Cybersecurity experts have announced two new techniques that can disrupt the networks used by cryptocurrency mining Malware. The findings, released on June 24, 2025, highlight vulnerabilities in the mining protocols and infrastructure that allow defenders to cripple these illegal operations.
The research, conducted by Akamai, explains that their methods take advantage of how many mining botnets operate. According to security researcher Maor Dahan, these techniques can significantly weaken a criminal cryptomining network or stop it entirely. Both tactics use rules in the Stratum mining protocol and public pool policies to force changes in an attacker’s setup.
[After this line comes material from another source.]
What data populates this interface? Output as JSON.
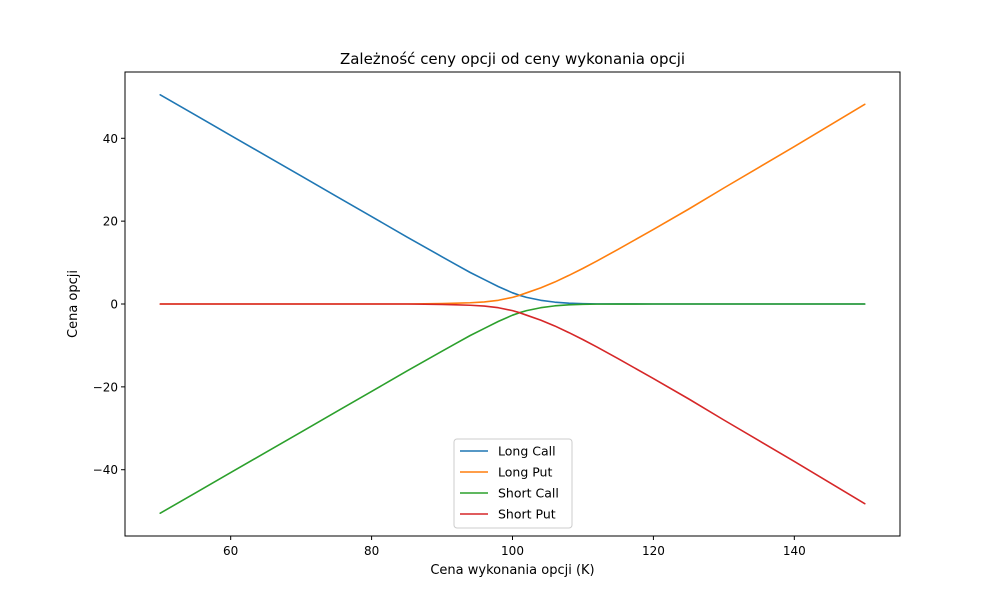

One approach involves sending invalid mining job results, known as “bad shares,” to a mining proxy. Dr. Dahan describes this process: “By connecting to a malicious proxy as a miner, we can submit invalid mining job results — bad shares — that will bypass the proxy validation and will be submitted to the pool. Consecutive bad shares will eventually get the proxy banned, effectively halting mining operations for the entire cryptomining botnet.” The team used an internal tool, XMRogue, to carry out this process.
The second technique targets cases where the miner is directly connected to a public pool. According to the report, submitting more than 1,000 login requests using the attacker’s wallet can trigger an automatic ban of that wallet for an hour. This can pause malicious activities, but the attackers may recover after the ban period by stopping the login attempts.
Akamai confirmed that while these methods were tested against Monero miners, they could also apply to other cryptocurrencies. Dr. Dahan explained, “A legitimate miner will be able to quickly recover from this type of attack, as they can easily modify their IP or wallet locally. This task would be much more difficult for a malicious cryptominer as it would require modifying the entire botnet. For less sophisticated miners, however, this defense could completely disable the botnet.”
These developments show that defenders can use mining protocol rules and pool policies to reduce or end illegal crypto mining without affecting honest miners.